È una missione inderogabile. Salvare il sistema della Giustizia italiana dal collasso. E mettere al sicuro i miliardi delle prossime rate del Pnrr. Grava sulle spalle ancora esili, per la poca esperienza, di ottocento giovani toghe italiane. Magistrati stagisti a cui il governo accorcerà il tirocinio: da 18 a 12 mesi. Per spedirli prima nei tribunali e sfoltire la montagna di processi arretrati, soprattutto civili, che ingolfano le aule da Nord a Sud.
L’ADUNATA
Fra le maglie del decreto Milleproroghe il governo Meloni inserisce due norme per tamponare l’emergenza giustizia. La prima sui nuovi magistrati ordinari: le toghe che hanno superato il concorso tra il 2022 e il 2023 e sono ancora alle prese con il tirocinio negli uffici giudiziari di mezza Italia. Durerà sei mesi in meno: servono infatti forze fresche per rimpiazzare le carenze d’organico e «consentire una più celere copertura delle vacanze nell’organico degli uffici giudiziari di primo grado».
La seconda norma interviene invece sul fuggi-fuggi dei funzionari dell’amministrazione giudiziaria italiana che sempre più spesso fanno richiesta per essere distaccati in altri ministeri. Cancellieri, assistenti giudiziari, figure chiave per il funzionamento della macchina: è un’emorragia.
Di qui l’intervento del governo. Per evitare «che si verifichi un esodo verso altre amministrazioni del personale già in servizio e che permangano o si accentuino le carenze d’organico dei vari profili del personale del comparto», si legge nella relazione tecnica del provvedimento, fino a dicembre 2024 il personale in servizio non potrà essere «comandato, distaccato o assegnato presso altre pubbliche amministrazioni», salvo un esplicito nulla osta del vertice. Un sonoro altolà, per evitare che la macchina rallenti ancora. È una norma in realtà introdotta anni fa, temporaneamente, sotto il governo Renzi. E prorogata puntualmente per arrestare la fuga dei dipendenti della Giustizia in altri ministeri e Pa. Ora da via Arenula arriva un nuovo stop per il 2024 perché, riconosce il ministero guidato da Carlo Nordio, l’Italia fa i conti «con un comparto giustizia ancora gravato da serie difficoltà, anche legate alla carenza di personale». È un secondo passo, questo, dopo il primo fatto con la riforma della magistratura approvata in autunno da Palazzo Chigi in attuazione del Pnrr.
LE TAPPE
Sono norme-tampone, certo.
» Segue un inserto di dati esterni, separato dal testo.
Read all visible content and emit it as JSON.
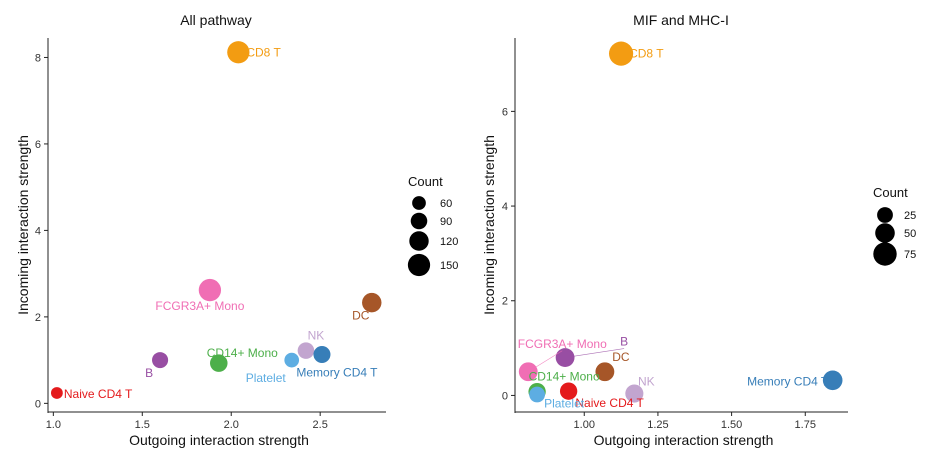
{
  "chart_data": [
    {
      "type": "scatter",
      "title": "All pathway",
      "xlabel": "Outgoing interaction strength",
      "ylabel": "Incoming interaction strength",
      "xlim": [
        0.97,
        2.87
      ],
      "ylim": [
        -0.2,
        8.45
      ],
      "xticks": [
        "1.0",
        "1.5",
        "2.0",
        "2.5"
      ],
      "xtick_values": [
        1.0,
        1.5,
        2.0,
        2.5
      ],
      "yticks": [
        "0",
        "2",
        "4",
        "6",
        "8"
      ],
      "ytick_values": [
        0,
        2,
        4,
        6,
        8
      ],
      "legend": {
        "title": "Count",
        "placement": "right",
        "entries": [
          {
            "label": "60",
            "value": 60
          },
          {
            "label": "90",
            "value": 90
          },
          {
            "label": "120",
            "value": 120
          },
          {
            "label": "150",
            "value": 150
          }
        ]
      },
      "points": [
        {
          "name": "CD8 T",
          "x": 2.04,
          "y": 8.12,
          "count": 150,
          "color": "#F39C12"
        },
        {
          "name": "FCGR3A+ Mono",
          "x": 1.88,
          "y": 2.62,
          "count": 150,
          "color": "#F06EB4"
        },
        {
          "name": "DC",
          "x": 2.79,
          "y": 2.33,
          "count": 120,
          "color": "#A65628"
        },
        {
          "name": "NK",
          "x": 2.42,
          "y": 1.22,
          "count": 90,
          "color": "#C2A5CF"
        },
        {
          "name": "Memory CD4 T",
          "x": 2.51,
          "y": 1.13,
          "count": 95,
          "color": "#377EB8"
        },
        {
          "name": "Platelet",
          "x": 2.34,
          "y": 1.0,
          "count": 70,
          "color": "#5DADE2"
        },
        {
          "name": "CD14+ Mono",
          "x": 1.93,
          "y": 0.93,
          "count": 100,
          "color": "#4DAF4A"
        },
        {
          "name": "B",
          "x": 1.6,
          "y": 1.0,
          "count": 85,
          "color": "#984EA3"
        },
        {
          "name": "Naive CD4 T",
          "x": 1.02,
          "y": 0.24,
          "count": 40,
          "color": "#E41A1C"
        }
      ]
    },
    {
      "type": "scatter",
      "title": "MIF and MHC-I",
      "xlabel": "Outgoing interaction strength",
      "ylabel": "Incoming interaction strength",
      "xlim": [
        0.765,
        1.895
      ],
      "ylim": [
        -0.35,
        7.55
      ],
      "xticks": [
        "1.00",
        "1.25",
        "1.50",
        "1.75"
      ],
      "xtick_values": [
        1.0,
        1.25,
        1.5,
        1.75
      ],
      "yticks": [
        "0",
        "2",
        "4",
        "6"
      ],
      "ytick_values": [
        0,
        2,
        4,
        6
      ],
      "legend": {
        "title": "Count",
        "placement": "right",
        "entries": [
          {
            "label": "25",
            "value": 25
          },
          {
            "label": "50",
            "value": 50
          },
          {
            "label": "75",
            "value": 75
          }
        ]
      },
      "points": [
        {
          "name": "CD8 T",
          "x": 1.125,
          "y": 7.22,
          "count": 80,
          "color": "#F39C12"
        },
        {
          "name": "Memory CD4 T",
          "x": 1.843,
          "y": 0.32,
          "count": 50,
          "color": "#377EB8"
        },
        {
          "name": "B",
          "x": 0.935,
          "y": 0.8,
          "count": 45,
          "color": "#984EA3"
        },
        {
          "name": "FCGR3A+ Mono",
          "x": 0.81,
          "y": 0.5,
          "count": 45,
          "color": "#F06EB4"
        },
        {
          "name": "DC",
          "x": 1.07,
          "y": 0.5,
          "count": 45,
          "color": "#A65628"
        },
        {
          "name": "NK",
          "x": 1.17,
          "y": 0.04,
          "count": 40,
          "color": "#C2A5CF"
        },
        {
          "name": "CD14+ Mono",
          "x": 0.84,
          "y": 0.08,
          "count": 35,
          "color": "#4DAF4A"
        },
        {
          "name": "Naive CD4 T",
          "x": 0.947,
          "y": 0.09,
          "count": 35,
          "color": "#E41A1C"
        },
        {
          "name": "Platelet",
          "x": 0.84,
          "y": 0.02,
          "count": 25,
          "color": "#5DADE2"
        }
      ]
    }
  ]
}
In attesa delle assunzioni in programma per l’anno in corso. Attesissime quelle per l’Ufficio del processo: 4200 i funzionari che entreranno per concorso al ministero e rinforzeranno gli uffici che aiutano tribunali e Corti d’Appello a smaltire la mole di fascicoli giudiziari arretrati. Cioè a centrare uno degli obiettivi chiave del Recovery italiano. Entro il 2024, così prevede la recente rimodulazione del piano europeo, l’Italia dovrà ridurre del 95 per cento i fascicoli pendenti da più di tre anni nei tribunali e nelle Corti di Appello al 31 dicembre del 2019.
Uno sforzo extra per cui sarà rinnovato il sistema di valutazione dei giudici: premi a chi chiude in tempo i processi pendenti, sanzioni a chi affastella dossier negli armadi dei tribunali. Così si spiega anche il reclutamento dei “baby-magistrati” freschi di concorso. Il tirocinio delle 800 toghe, si diceva, sarà decurtato: durerà solo un anno. Otto mesi saranno già spesi negli uffici giudiziari, per prepararsi a entrare nel ruolo. Di questi, tre mesi saranno trascorsi nei tribunali, un mese «presso le Procure della Repubblica» e gli ultimi quattro «presso un ufficio corrispondente a quello di prima destinazione del magistrato ordinario in tirocinio». Una vera e propria adunata per combattere lentezze e ritardi della giustizia-lumaca italiana su cui pende la spada di Damocle della Commissione Ue.